The global data sphere consisting of machine data and human data is growing exponentially reaching into the Zettabyte scale. Compared to this, the processing power of computers has been stagnating for many years. Artificial Intelligence – a most recent variant of Machine Learning – circumvents the necessity of understanding a system when modelling it; but this convenience comes with extremely high energy consumption.
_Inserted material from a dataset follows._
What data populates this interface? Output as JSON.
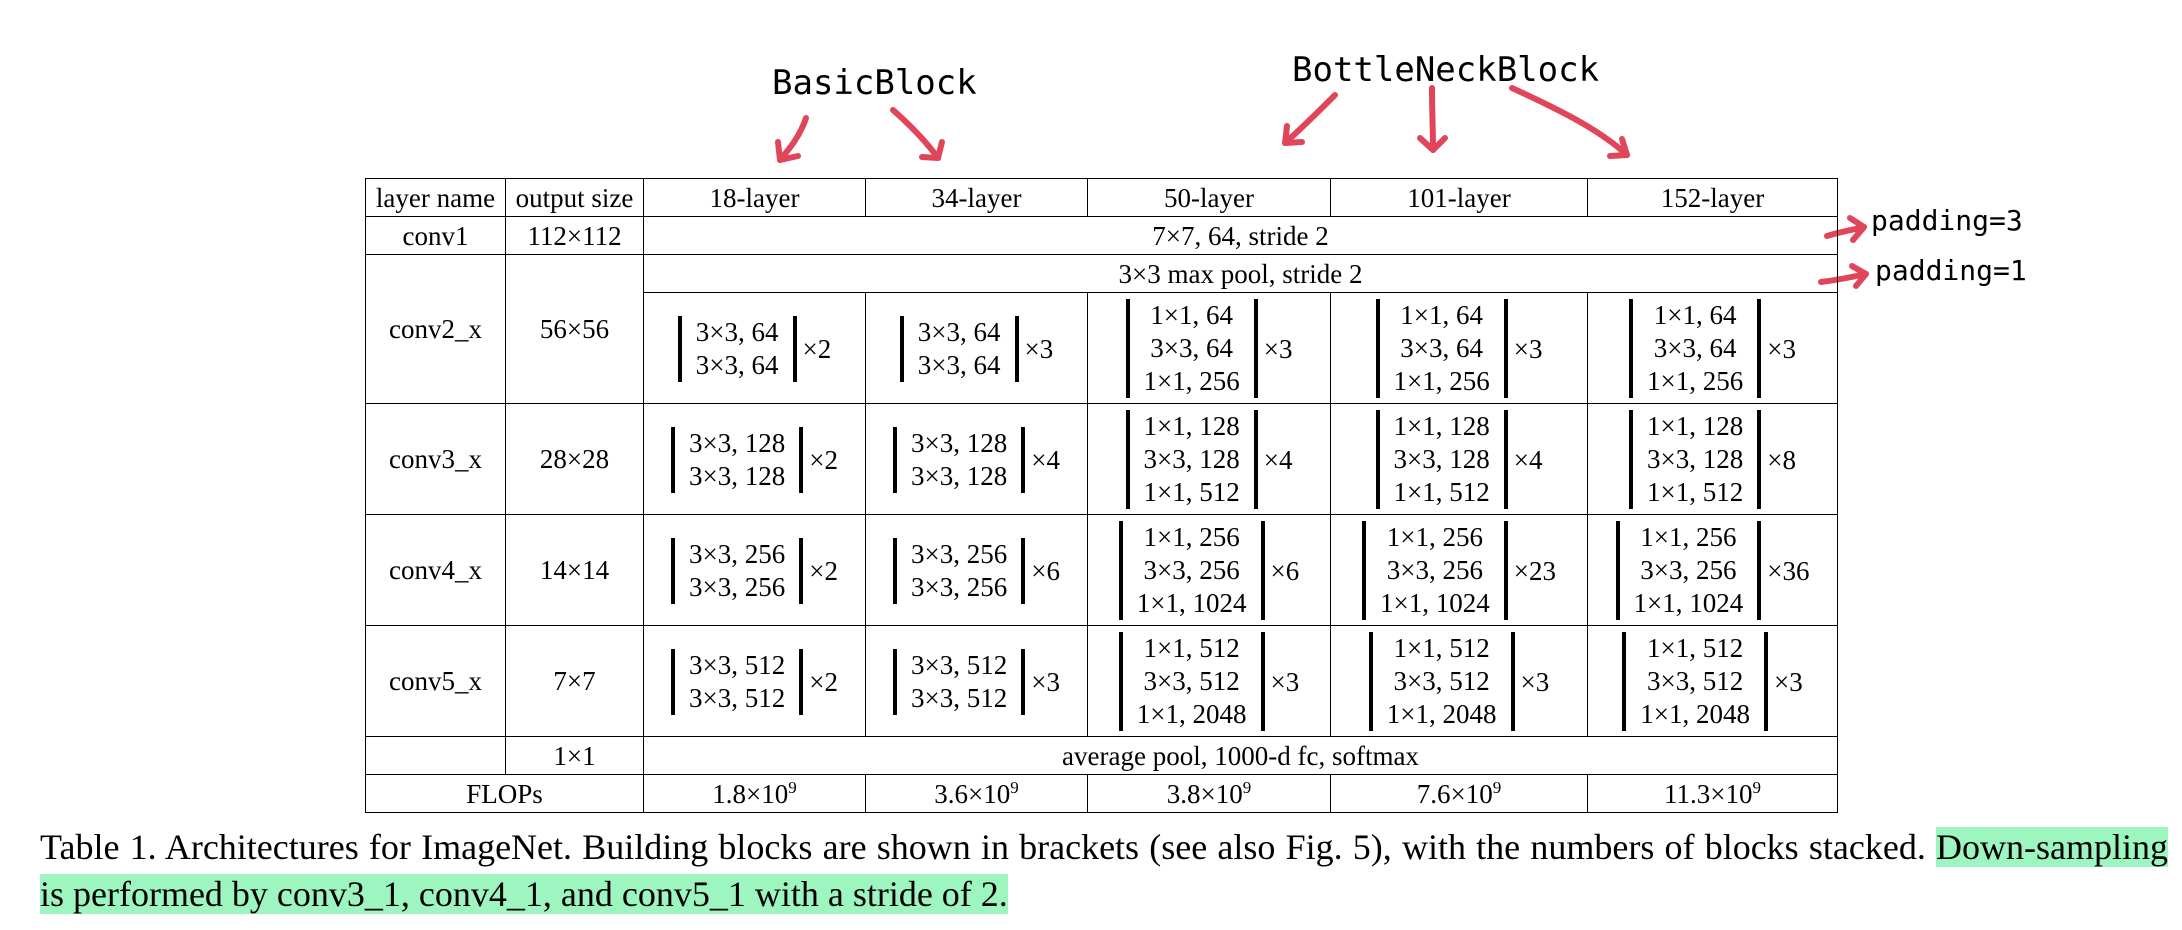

The complexity of language makes statistical Natural Language Understanding (NLU) models particularly energy-hungry. As the biggest part of the Zettabyte data sphere consists of human data, like text or social networks, we are facing 4 major impediments: 1. Findability of Information – when the truth is hard to find, fake news rule 2. Von Neumann Gap – when processors cannot process faster, then we need more of them (energy) 3. Stuck in the Average – when statistical models generate a bias toward the majority, innovation has a hard time 4. Privacy – if user profiles are created “passively” on the server-side instead of “actively” on the client-side, we lose control.

The current approach to overcome these limitations is to use ever-growing data sets on increasingly large numbers of processing nodes for training. AI algorithms should rather be optimized for efficiency instead of precision, in which case statistical modelling is a brute force approach should be disqualified for language applications. When replacing statistical modelling, Mengenlehre (set theory) seems to be a much better choice as it allows the direct processing of words instead of their occurrence counts, which is exactly what the human brain does with language – using only 7 Watts!

About the speaker
Francisco-De-Sousa-Webber

Francisco De Sousa Webber

CEO, Founder at Cortical.io

Francisco Webber, CEO and Co-founder of Cortical.io, is a visionary and seasoned executive leader in business management, IT, and R&D in AI & search engine technologies.

His medical background in genetics combined with over two decades of experience with search engine technologies, documentation systems and AI led him to formulate his theory of Semantic Folding, which models how the brain processes language data.

In 2011, he co-founded Cortical.io to apply the computational principles of the human brain to large scale text data. This novel way of machine learning allows us to solve real-world use cases in a highly efficient manner: Semantic Supercomputing.